Feb. 8, 2002 SAN ANTONIO, Feb. 7 – A low-cost portable device detected blockages in carotid (neck) arteries in less than half the time required for a standard laboratory ultrasound, according to research presented today at the American Stroke Association’s 27th International Stroke Conference. The American Stroke Association is a division of the American Heart Association.
This device could one day become a quick neighborhood stroke prevention screening tool and be added to the protocol for mobile programs that screen for other risk factors such as high cholesterol or high blood pressure. Ultrasonography has not been considered a cost-effective stroke-screening tool because of expensive equipment costs and lengthy screening times.
“Most standard ultrasound machines are at hospitals or a lab, and they are expensive to operate,” says Ulf Schminke, M.D., lead author of the study and research fellow at Wake Forest University in Winston-Salem, North Carolina. “So it’s not a convenient screening tool if you have to send patients to a private laboratory or a hospital for an examination.”
The portable device Schminke’s team used, Power Doppler Imaging, is commercially available and costs about $18,000 to $20,000. Schminke estimates that stationary laboratory ultrasound machines cost more than $100,000. Researchers investigated how to make ultrasonography cheaper and faster to screen carotid arteries with ultrasound for stroke prevention. The lightweight ultrasound is commonly used for abdominal examinations rather than vascular screening.
Researchers screened 102 carotid arteries in 51 patients. While a normal laboratory ultrasound measured the speed of blood flow in the arteries, the portable device was used to take two different views of the arteries: a diameter measurement and a cross-sectional view. The average examination time with the portable device was 8.8 minutes. A standard laboratory ultrasound may take 30 minutes or longer, says Schminke. They compared the accuracy of the portable device to that of a laboratory ultrasound and found that the portable ultrasound was 89.7 percent accurate in detecting stenoses (blockages) greater than 75 percent of the vessel.

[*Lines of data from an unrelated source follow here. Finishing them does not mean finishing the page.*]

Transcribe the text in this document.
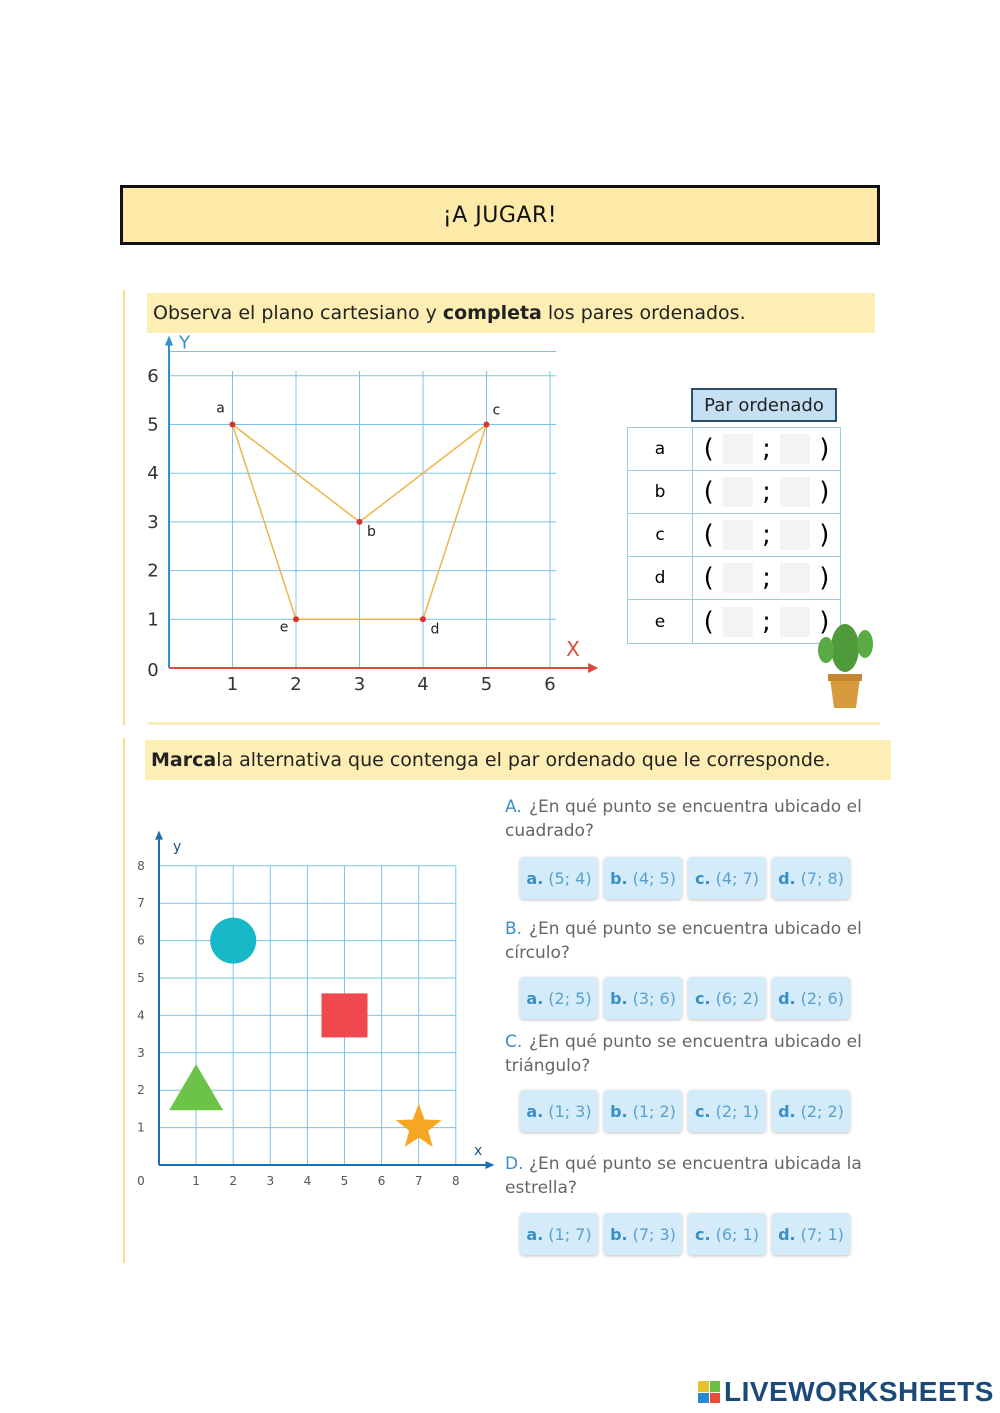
¡A JUGAR!
Observa el plano cartesiano y completa los pares ordenados.
X
Y
1	2	3	4	5	6
0
1
2
3
4
5
6
a
b
c
d
e
Par ordenado
a	( ; )
b	( ; )
c	( ; )
d	( ; )
e	( ; )
Marca la alternativa que contenga el par ordenado que le corresponde.
x
y
0	1 2 3 4 5 6 7 8
1
2
3
4
5
6
7
8
A. ¿En qué punto se encuentra ubicado el cuadrado?
a. (5; 4) b. (4; 5) c. (4; 7) d. (7; 8)
B. ¿En qué punto se encuentra ubicado el círculo?
a. (2; 5) b. (3; 6) c. (6; 2) d. (2; 6)
C. ¿En qué punto se encuentra ubicado el triángulo?
a. (1; 3) b. (1; 2) c. (2; 1) d. (2; 2)
D. ¿En qué punto se encuentra ubicada la estrella?
a. (1; 7) b. (7; 3) c. (6; 1) d. (7; 1)
LIVEWORKSHEETS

The portable device was also accurate (83.8 percent) at detecting stenoses of 50 percent or greater. Overall, the device’s accuracy was considered excellent for use as a primary prevention tool.
“If a patient is determined to have a high degree of stenosis with this device, they could then be referred for further testing and possibly surgery to unclog their carotid arteries,” says Schminke. “The idea of this type of screening is to find out which people are normal and which people may need a further workup.”